ZipOutputStream ► ParallelDeflateThreshold C#

Aug 2, 2011 at 8:59 PM

I encounted out of memory issue if ParallelDeflateThreshold set to 0 basically after every bytes write something left in memory heap and i can't clean it unless fully destroying ZipOutputStream, there is no such case if ParallelDeflateThreshold set to -1 and there is no memory leackage. Basically this is only visible on very large archives since small ones doen't reach memory limits. I was trying to review issue with Windows Resource Locationsation tool. Any help will be appreciated.

Coordinator
Aug 2, 2011 at 10:38 PM

What version of the library are you using?  What can you tell me about the machine on which you are running the application?

The code in prior versions of the library tries to create a number of buffers that is proportional to the number of cores on the machine.  This is sometimes ok, but sometimes it may create too many memory buffers and can result in an out-of-memory condition.

Regarding the phenomenon of "cleaning memory" only if you destroy ZipOutputStream, this is expected behavior.  It is not "leakage" if the memory is reclaimed when you destroy the ZipOutputStream instance. 

In DotNetZip version v1.9.1.6006, limiting the memory buffers used by parallel deflation is simpler.  You may want to try that and see if it works for you. Be sure to read the documentation on the ParallelDeflateOutputStream. 

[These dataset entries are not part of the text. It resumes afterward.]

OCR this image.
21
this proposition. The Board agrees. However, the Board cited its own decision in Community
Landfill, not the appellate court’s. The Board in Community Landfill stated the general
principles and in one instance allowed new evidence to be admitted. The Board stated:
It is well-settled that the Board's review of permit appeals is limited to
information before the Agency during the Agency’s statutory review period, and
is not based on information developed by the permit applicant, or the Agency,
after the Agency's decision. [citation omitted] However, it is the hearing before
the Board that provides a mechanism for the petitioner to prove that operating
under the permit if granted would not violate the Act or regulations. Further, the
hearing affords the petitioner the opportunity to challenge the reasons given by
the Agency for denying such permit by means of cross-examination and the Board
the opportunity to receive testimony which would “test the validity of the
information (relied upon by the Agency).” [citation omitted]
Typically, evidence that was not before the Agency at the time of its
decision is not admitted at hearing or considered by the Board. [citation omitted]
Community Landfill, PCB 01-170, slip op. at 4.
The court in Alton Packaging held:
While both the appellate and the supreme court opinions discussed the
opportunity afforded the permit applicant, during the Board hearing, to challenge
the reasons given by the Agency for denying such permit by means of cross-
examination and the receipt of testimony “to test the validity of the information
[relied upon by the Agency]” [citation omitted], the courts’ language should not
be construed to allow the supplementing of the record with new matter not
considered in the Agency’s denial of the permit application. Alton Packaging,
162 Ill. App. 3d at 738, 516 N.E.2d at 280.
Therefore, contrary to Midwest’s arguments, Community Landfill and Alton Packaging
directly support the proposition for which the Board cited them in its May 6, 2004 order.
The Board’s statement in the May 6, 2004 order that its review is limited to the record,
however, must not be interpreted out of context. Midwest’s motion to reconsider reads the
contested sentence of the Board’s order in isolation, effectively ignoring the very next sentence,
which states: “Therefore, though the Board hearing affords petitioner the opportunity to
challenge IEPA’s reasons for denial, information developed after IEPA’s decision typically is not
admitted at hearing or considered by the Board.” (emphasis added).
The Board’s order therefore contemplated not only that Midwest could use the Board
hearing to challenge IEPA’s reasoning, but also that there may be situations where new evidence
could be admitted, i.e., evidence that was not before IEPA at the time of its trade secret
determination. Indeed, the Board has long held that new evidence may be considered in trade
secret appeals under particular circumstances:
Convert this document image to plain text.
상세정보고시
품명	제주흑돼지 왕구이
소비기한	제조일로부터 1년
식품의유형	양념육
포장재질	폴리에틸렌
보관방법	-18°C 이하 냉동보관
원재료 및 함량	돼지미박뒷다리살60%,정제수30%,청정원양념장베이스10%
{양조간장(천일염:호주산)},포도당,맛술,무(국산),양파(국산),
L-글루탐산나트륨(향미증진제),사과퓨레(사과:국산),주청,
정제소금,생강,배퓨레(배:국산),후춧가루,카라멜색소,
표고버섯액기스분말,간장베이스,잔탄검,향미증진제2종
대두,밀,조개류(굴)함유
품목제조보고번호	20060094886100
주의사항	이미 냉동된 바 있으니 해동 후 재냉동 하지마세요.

If that does not work for you, and if you have a small test case that reproduces the problem reliably, I would like to see it.

 

Aug 6, 2011 at 6:15 PM

DotNetZipLib-DevKit-v1.9.1.5

4 core AMD 3Gh, ~ 40 Mb/s HDD, 4 GB Ram. I’m trying to build a queue in memory, each element has ~ 32000 bytes from Zip Input Stream and I’m scheduling to run Zip Output stream as soon as I have only ~700 Mb of Ram left, since reading is slower in my case and I don’t want to run out of queue elements too fast. And you are right I do destroy Output and input streams assigned to each zip file I have. Is there any indicator to specify when I could destroy output or input streams safely? Or windows scheduler does it on his own (I mean garbage collector cleaning). It’s hard to say if memory is reclaimed or not I was trying to pause application after it’s almost reached out of memory state and see if memory will be freed but it stays on same level.

 

    Is there any “optimal” buffer size to reach fastest ZipOutputStream write capabilities or it’s just limited by disk write speed!?

 

Thank you,

Coordinator
Aug 6, 2011 at 8:23 PM

ah, ok.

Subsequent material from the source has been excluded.